Ideally, NetFlicks runs through “normal” operation speedily, and slows down to highlight the part crucial to understanding what’s going wrong during the throughput deterioration event. Sort of like slow-motion enhancements used in action movies and the below adorable cat-action (which I most definitely did not include only to capture your attention):

From “The Slow Mo Guys” on YouTube.

The same type of visual reasoning, with different base visualizations of the system and different events and control logic encoded, should be applicable for a variety of networked contexts, e.g., for a data center environment, or a Google/Microsoft-style inter-datacenter WAN.

In my view, this is a reasonably concrete project vision that could produce HotNets-like work (showing very basic functionality) within 4-ish months of work, with a healthy potential for leading to a series of papers and software as part of a solid dissertation, and (very optimistically) even the foundation of a startup around this type of visual network intelligence that complements tools sophisticated network operators use.

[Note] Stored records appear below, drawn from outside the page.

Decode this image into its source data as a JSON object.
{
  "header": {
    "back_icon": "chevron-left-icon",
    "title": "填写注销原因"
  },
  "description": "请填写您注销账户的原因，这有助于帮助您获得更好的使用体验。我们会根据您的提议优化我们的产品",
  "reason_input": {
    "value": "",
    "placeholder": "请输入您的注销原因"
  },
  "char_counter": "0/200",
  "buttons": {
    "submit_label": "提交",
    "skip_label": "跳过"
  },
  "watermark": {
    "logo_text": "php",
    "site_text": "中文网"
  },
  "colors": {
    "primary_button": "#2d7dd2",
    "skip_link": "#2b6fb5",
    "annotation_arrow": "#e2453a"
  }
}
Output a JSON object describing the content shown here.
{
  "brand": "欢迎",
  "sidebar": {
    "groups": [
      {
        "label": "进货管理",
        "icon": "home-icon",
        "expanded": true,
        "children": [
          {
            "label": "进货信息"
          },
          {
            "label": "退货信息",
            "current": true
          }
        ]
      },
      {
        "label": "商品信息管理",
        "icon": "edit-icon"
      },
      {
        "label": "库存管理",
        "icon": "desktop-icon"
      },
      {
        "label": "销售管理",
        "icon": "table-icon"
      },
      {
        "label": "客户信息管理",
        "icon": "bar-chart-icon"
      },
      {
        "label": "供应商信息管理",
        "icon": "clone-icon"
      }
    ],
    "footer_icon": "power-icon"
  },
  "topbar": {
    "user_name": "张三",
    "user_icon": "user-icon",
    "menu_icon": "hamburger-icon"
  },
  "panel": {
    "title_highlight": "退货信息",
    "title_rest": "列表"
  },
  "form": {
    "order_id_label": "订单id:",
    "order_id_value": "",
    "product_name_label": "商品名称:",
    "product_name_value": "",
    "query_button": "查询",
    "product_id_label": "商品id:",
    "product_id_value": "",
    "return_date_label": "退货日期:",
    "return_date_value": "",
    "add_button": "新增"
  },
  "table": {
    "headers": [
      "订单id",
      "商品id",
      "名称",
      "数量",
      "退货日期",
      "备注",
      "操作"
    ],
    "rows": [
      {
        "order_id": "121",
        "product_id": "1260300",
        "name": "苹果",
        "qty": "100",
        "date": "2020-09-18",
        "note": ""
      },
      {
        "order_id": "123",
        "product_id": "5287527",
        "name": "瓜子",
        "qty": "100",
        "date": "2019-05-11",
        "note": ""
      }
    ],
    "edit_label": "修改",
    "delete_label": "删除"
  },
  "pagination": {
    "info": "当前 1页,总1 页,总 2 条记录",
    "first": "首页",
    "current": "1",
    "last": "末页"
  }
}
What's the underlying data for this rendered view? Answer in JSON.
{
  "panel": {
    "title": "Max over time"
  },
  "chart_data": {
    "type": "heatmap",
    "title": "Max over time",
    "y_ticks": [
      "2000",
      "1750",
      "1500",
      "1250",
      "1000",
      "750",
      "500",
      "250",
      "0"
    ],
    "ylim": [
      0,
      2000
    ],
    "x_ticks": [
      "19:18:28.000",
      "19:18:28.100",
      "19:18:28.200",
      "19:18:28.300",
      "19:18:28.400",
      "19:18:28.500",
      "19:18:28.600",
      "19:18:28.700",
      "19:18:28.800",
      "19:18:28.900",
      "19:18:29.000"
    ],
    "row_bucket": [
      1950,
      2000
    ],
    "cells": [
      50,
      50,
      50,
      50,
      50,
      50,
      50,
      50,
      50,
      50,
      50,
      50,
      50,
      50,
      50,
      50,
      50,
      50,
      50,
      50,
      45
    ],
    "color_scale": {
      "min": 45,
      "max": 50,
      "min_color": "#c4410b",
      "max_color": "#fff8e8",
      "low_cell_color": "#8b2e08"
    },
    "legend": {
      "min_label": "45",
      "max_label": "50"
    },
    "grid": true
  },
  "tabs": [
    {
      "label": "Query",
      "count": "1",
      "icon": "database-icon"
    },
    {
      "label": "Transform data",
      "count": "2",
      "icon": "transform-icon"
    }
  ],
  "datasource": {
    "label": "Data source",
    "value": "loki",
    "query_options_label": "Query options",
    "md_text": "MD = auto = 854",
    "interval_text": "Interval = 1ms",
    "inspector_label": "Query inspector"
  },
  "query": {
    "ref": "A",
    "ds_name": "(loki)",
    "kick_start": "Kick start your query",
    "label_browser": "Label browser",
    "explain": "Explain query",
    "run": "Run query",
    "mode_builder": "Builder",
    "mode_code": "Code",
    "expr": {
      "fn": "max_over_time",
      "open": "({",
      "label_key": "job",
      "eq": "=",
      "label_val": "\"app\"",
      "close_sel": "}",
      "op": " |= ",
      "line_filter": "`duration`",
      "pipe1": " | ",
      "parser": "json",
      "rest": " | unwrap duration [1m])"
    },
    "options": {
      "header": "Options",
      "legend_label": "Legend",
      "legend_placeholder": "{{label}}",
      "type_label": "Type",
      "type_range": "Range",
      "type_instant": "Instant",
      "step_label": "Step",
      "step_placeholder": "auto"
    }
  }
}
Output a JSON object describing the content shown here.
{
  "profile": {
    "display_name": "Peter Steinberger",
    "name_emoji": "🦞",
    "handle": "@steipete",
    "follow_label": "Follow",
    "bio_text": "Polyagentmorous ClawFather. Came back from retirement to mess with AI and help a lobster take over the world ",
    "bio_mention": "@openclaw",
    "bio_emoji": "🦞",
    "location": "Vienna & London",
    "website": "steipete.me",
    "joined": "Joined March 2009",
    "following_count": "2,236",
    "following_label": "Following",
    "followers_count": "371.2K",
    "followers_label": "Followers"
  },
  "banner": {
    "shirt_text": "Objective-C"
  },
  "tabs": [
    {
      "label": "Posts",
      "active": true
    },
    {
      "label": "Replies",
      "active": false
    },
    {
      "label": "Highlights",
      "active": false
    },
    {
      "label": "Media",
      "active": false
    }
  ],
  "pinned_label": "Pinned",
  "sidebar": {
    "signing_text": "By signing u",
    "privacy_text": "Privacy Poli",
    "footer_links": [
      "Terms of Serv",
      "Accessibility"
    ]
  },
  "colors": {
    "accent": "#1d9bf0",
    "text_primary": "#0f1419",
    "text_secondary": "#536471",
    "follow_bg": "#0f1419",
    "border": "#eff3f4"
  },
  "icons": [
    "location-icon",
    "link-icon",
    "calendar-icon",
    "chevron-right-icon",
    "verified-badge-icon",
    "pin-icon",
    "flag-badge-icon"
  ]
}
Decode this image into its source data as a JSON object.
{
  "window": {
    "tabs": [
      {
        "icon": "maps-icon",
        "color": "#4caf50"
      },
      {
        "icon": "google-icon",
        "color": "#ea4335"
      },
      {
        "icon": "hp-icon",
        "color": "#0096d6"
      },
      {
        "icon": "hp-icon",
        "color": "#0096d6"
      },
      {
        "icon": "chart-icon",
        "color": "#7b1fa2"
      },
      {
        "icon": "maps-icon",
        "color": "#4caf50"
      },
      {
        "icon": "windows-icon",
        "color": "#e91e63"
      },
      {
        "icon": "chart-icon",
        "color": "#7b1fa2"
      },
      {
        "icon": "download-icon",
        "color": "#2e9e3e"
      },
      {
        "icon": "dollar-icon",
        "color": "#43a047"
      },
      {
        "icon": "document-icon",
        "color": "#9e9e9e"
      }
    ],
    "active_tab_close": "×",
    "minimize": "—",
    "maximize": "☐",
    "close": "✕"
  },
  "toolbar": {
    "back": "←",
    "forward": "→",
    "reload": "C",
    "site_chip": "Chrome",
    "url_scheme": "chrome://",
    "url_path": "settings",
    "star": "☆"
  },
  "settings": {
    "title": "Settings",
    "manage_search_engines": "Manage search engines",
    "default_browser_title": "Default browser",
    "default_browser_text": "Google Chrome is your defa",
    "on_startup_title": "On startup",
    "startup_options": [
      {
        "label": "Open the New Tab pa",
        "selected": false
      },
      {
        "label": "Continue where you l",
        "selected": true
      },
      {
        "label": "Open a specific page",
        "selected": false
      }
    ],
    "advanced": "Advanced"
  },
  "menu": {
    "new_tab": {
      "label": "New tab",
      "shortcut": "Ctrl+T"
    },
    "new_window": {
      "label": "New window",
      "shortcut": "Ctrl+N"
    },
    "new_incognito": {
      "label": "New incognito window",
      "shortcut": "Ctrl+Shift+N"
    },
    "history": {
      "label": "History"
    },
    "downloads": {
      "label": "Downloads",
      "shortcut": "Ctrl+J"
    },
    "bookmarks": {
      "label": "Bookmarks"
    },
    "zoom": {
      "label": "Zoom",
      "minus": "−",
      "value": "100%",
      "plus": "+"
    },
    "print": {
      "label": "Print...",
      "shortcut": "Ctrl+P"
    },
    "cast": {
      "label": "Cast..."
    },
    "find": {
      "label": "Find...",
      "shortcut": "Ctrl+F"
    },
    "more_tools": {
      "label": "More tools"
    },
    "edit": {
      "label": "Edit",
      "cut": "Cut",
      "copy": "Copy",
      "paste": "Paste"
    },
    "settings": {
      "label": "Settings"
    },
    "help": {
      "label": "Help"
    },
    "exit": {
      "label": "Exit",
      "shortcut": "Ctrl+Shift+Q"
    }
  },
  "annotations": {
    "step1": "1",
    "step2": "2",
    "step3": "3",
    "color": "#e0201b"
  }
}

I am looking forward to finding out (hopefully soon) how some of the most complex and best-managed networks today my are managing network debugging and building understanding and intuition, but meanwhile, if anyone is willing to share anything in the state of the art along the lines I’ve sketched, please do. I’m reasonably sure that there are reams of related literature I could have cited that provides various pieces that would be of use for building NetFlicks, and if you want to leave pointers in comments, that’s more than welcome. If I find the time and inclination, I can try to update this writeup with the most salient pointers.